There were some plans in the works for specialized "rammjaeger" aircraft - small jet or ramjet planes with hardened noses and wings, designed specifically to ram a bomber in the tail section and cut the vertical fin off. They were designed with bailing out in mind after the impact.
http://www.luft46.com/misc/zrammer.html

There were also definitely "self-sacrifice" kamikaze designs. Piloted bombs meant to be dropped from parent aircraft.

These were "Luft '46" concepts that happily never got built.


----------



## agentsmith (Mar 27, 2005)

Schwinnster,

I have seen that episode of ''Dog Fights'' a couple years ago. Somewhere in my book collection I have a book that covers that ramming mission in great detail, there is a great deal more to that mission then what little the History Channel had the resources to cover but still think they did a great job. 
Many times the History Channel does not really stick to the facts and will tailor the narration in their coverage of the Luftwaffe to match whatever film stock they have.

Agentsmith


----------



## Schwinnster (Sep 5, 2011)

Thanks Agentsmith, and John P,

When I first started amassing my very own styrene Luftwaffe almost 20 years ago-- even had the He 111 Zwilling in 1/72 scale-- _HAD_, I say, -- I remember doing a lot of research thru library books, and buying some reference books thru mail order-- remember that? Then we got cable, and I watched every episode of WINGS on The Discovery Channel that I could. I still remember getting a bit of a sense, seeing some of Hitler's 'super' type weapons found in developmental stages-- that somebody must be making this up! That couldn't be true! I don't know if the Luft 46 concept existed back when I was watching WINGS-- I've only become aware of it recently.
Perhaps 'it' is a part of our having to be 'politically correct'? Really irritated me to see, in the October issue of FLIGHT JOURNAL (yeah, I know, it's August 27...) the speculated airwar, between the Allies and the Axis powers, had WWII continued into 1947. Apparently, according to whoever involved in the creation of the story, and accompanying artwork, a futuristic Luftwaffe inteceptor with balkenkreuz, but --*without swastikas*-- attacking a flying wing bomber-- Hitler must have gotten urgent input from some influential advisors, to stop using the swastika-- gotta be *'politically correct' *ya know, Adolph......

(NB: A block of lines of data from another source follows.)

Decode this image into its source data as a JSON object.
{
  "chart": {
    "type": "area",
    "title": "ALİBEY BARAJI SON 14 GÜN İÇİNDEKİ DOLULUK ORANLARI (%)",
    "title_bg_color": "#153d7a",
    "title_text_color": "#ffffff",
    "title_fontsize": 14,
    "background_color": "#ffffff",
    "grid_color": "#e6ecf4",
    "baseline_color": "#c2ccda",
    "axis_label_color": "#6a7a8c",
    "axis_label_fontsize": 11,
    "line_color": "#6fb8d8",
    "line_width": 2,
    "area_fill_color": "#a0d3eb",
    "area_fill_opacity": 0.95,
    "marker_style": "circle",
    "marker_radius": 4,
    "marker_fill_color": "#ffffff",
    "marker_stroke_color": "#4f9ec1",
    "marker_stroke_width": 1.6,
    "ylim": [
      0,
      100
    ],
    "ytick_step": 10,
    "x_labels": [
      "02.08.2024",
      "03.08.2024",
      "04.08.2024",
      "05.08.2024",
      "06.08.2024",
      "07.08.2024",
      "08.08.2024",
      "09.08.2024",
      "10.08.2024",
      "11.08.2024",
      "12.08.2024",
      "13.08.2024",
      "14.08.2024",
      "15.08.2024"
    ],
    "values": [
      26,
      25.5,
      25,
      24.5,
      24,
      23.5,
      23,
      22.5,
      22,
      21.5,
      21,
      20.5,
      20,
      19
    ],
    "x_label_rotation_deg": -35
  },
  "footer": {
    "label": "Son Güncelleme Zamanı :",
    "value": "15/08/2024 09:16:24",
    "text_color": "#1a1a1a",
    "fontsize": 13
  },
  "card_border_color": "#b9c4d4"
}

I still enjoy the researching, and buy as many DVD's I can about WWII, specifically anything to do with the air war in the European theater, and sadly, like you say Agentsmith, I _have_ noticed discrepancies in the different "documentary" footage narrations. In these days of PhotoShop type capabilities, one can really start to wonder just what is/was true 'history' anymore. If someone doesn't like some particular bit of 'history'-- well, they'll just 'change' it-- or so they think. The really bad part of that is that it is then taught to others who have no idea that it is not true, nor any reason to believe it isn't.....


----------



## agentsmith (Mar 27, 2005)

Schwinnster,
Any History Channel or Military Channel shows that have Luftwaffe content are best viewed with the volume turned down because they just repeat the same old myths about the Luftwaffe that have been repeated the past ten years. I still watch any newer programs that they broadcast because sometimes they show some footage that is new to me.
Nat Geo had a program about the Horten Ho 229 that was interesting but also bogus, they called the Ho 229 Hitler's stealth fighter and how it was supposed to sneak past the British radar chain and attack England...oh my, thats a very tall tale compared to the reality of the situation for Germany in 1945.
What is really sad that most people will regard some of these programs as fact...if its on the History Channel or Nat Geo it must be true, right?


Agentsmith


----------



## Jafo (Apr 22, 2005)

looks awesome


----------



## agentsmith (Mar 27, 2005)

Thank you Jafo!


Agentsmith


----------